IN A COUNTRY WHERE over 650,000 people decided not to vote at the last election, it is important for the legitimacy of our failing representative democracy that the fiction of significant political differences between the parliamentary parties is maintained. It is important to manufacture consent for a representative democracy that is neither representative or democratic.

As the main parliamentary parties have danced together to what they perceive to be 'the centre' of New Zealand politics, there has been an inexorable convergence of policy. It is little wonder that so many of us no longer vote when we are presented with no choice but 'more of the same'.

So, while the media have got all excited about National's change in leadership, it represents little more than the party doubling down on its centrist credentials. Luxon talks of 'working for all New Zealanders'. Close your eyes and you can hear Jacinda Ardern talking about her 'team of five million'. Both political leaders are deceiving us about who they really represent but being a centrist politician means never having to be honest - as long as you are up for a few selfies.

In his opening salvo as National leader Luxon said 'If you are one of the 413,000 voters who moved away from us, my message to you is: From today, National is back.'  The battle of the centrist political leaders is on. Excited yet?

It is a measure of the similarities between the two main parliamentary parties that Labour supporters have been reduced, to among other things, attacking Luxon for being a conservative Christian, a owner of seven properties and a former CEO who wants to run New Zealand as a business. And he's bald. Sorry, no-one's said that - yet.

I would of thought attacking someone's faith could be construed as 'hate speech' and, anyway, Luxon isn't the only Christian in Parliament.

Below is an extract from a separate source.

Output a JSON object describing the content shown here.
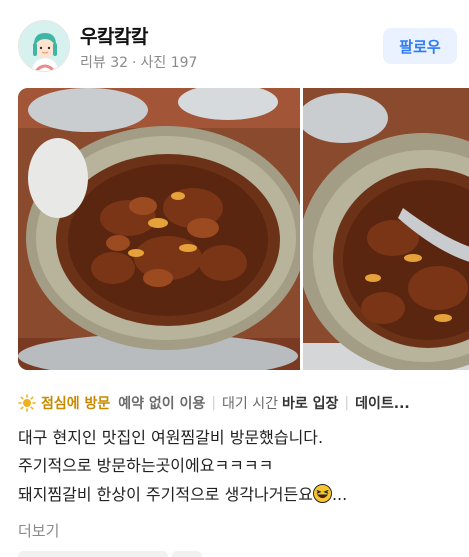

Indeed Prime Minister Jacinda Ardern is an ex-Mormon - hardly the most liberal of faiths - and its stretching the bounds of credibility to say that her politics have not been influenced by her former Mormon values.

Similarly Luxon isn't the only multiple property owning politician in Parliament. He owns more than most agreed, but is his crime that he owns more than one property or just that he owns too many houses? After all, as of May last year, the Labour Party had twenty-five MPs who own two or more properties. It also had three MPs with significant interests in blocks of Maori land. But I haven't heard a lot of wailing from Labour supporters about this.

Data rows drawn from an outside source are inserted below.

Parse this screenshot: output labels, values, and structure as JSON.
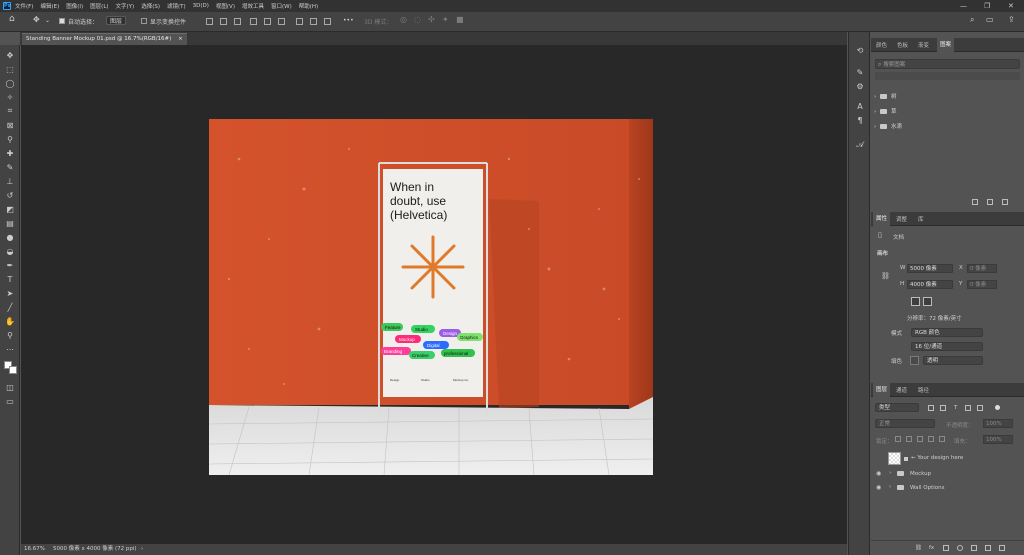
{
  "menu": {
    "logo": "Ps",
    "items": [
      "文件(F)",
      "编辑(E)",
      "图像(I)",
      "图层(L)",
      "文字(Y)",
      "选择(S)",
      "滤镜(T)",
      "3D(D)",
      "视图(V)",
      "增效工具",
      "窗口(W)",
      "帮助(H)"
    ],
    "win_controls": [
      "—",
      "❐",
      "✕"
    ]
  },
  "options": {
    "auto_select_label": "自动选择：",
    "auto_select_value": "图层",
    "show_transform_label": "显示变换控件",
    "mode3d_label": "3D 模式：",
    "more": "•••"
  },
  "document": {
    "tab_title": "Standing Banner Mockup 01.psd @ 16.7%(RGB/16#)",
    "tab_close": "×",
    "banner_headline": [
      "When in",
      "doubt, use",
      "(Helvetica)"
    ],
    "stickers": [
      "Design",
      "Mockup",
      "Branding",
      "Creative",
      "Studio",
      "Digital",
      "Feature",
      "professional",
      "Graphics"
    ],
    "banner_foot": [
      "Design",
      "Studio",
      "Mockup Co."
    ]
  },
  "status": {
    "zoom": "16.67%",
    "size": "5000 像素 x 4000 像素 (72 ppi)",
    "arrow": "›"
  },
  "layers_panel_top": {
    "tabs": [
      "颜色",
      "色板",
      "渐变",
      "图案"
    ],
    "active_tab": "图案",
    "search_placeholder": "搜索图案",
    "groups": [
      "树",
      "草",
      "水滴"
    ]
  },
  "properties": {
    "tabs": [
      "属性",
      "调整",
      "库"
    ],
    "active_tab": "属性",
    "doc_label": "文档",
    "canvas_label": "画布",
    "w_label": "W",
    "w_value": "5000 像素",
    "x_label": "X",
    "x_value": "0 像素",
    "h_label": "H",
    "h_value": "4000 像素",
    "y_label": "Y",
    "y_value": "0 像素",
    "resolution": "分辨率：72 像素/英寸",
    "mode_label": "模式",
    "mode_value": "RGB 颜色",
    "depth_value": "16 位/通道",
    "fill_label": "填色",
    "fill_value": "透明"
  },
  "layers": {
    "tabs": [
      "图层",
      "通道",
      "路径"
    ],
    "active_tab": "图层",
    "filter_value": "类型",
    "blend_value": "正常",
    "opacity_label": "不透明度：",
    "opacity_value": "100%",
    "lock_label": "锁定：",
    "fill_label": "填充：",
    "fill_value": "100%",
    "items": [
      {
        "name": "← Your design here",
        "type": "smart"
      },
      {
        "name": "Mockup",
        "type": "group"
      },
      {
        "name": "Wall Options",
        "type": "group"
      }
    ]
  },
  "colors": {
    "wall": "#d8542c",
    "accent_star": "#e07a2a",
    "ps_blue": "#31a8ff"
  }
}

It is also worth noting that Christopher Luxon has prospered financially because Jacinda Ardern succumbed to pressure from the propertied class and declared a capital gains tax would never be introduced while she was Prime Minister. Luxon made more in tax-free capital gains from his seven properties in the eleven months of this year than he made in his best year as Air NZ CEO. 

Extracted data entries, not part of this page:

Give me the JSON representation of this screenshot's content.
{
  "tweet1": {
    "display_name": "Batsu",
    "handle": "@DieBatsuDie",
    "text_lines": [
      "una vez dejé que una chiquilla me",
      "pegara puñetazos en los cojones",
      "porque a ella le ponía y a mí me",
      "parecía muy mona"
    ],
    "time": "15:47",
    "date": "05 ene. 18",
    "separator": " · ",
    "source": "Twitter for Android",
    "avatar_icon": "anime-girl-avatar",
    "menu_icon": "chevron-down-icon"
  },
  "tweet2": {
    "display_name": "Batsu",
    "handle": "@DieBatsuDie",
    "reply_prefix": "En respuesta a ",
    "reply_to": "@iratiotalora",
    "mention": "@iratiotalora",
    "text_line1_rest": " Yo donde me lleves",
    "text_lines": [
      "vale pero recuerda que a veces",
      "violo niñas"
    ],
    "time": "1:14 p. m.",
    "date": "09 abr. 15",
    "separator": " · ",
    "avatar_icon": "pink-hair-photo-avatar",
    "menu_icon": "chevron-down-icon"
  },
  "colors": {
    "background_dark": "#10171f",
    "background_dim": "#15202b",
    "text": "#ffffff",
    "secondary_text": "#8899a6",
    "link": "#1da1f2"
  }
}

And attacking Luxon for being a former CEO who wants to run New Zealand as a business is puzzling given that this Labour Government has bent over backwards to assist the business sector. As business commentator Bernard Hickey has observed: 'So it turns out the Govt's Covid response will end up giving $20b in cash to businesses & printing $55b to pump up asset values. Asset owners are now $872b better off, including an extra $45b in cash.'

While Christopher Luxon's election as National Party leader has given the chattering class something to talk about amongst themselves, away from the parliamentary arena such horse trading can only generate further cynicism and disillusionment from the growing slice of the electorate that won't be fooled anymore.

Thirty years of neoliberal rule has taught people that the more things supposedly change, the more they remain the same.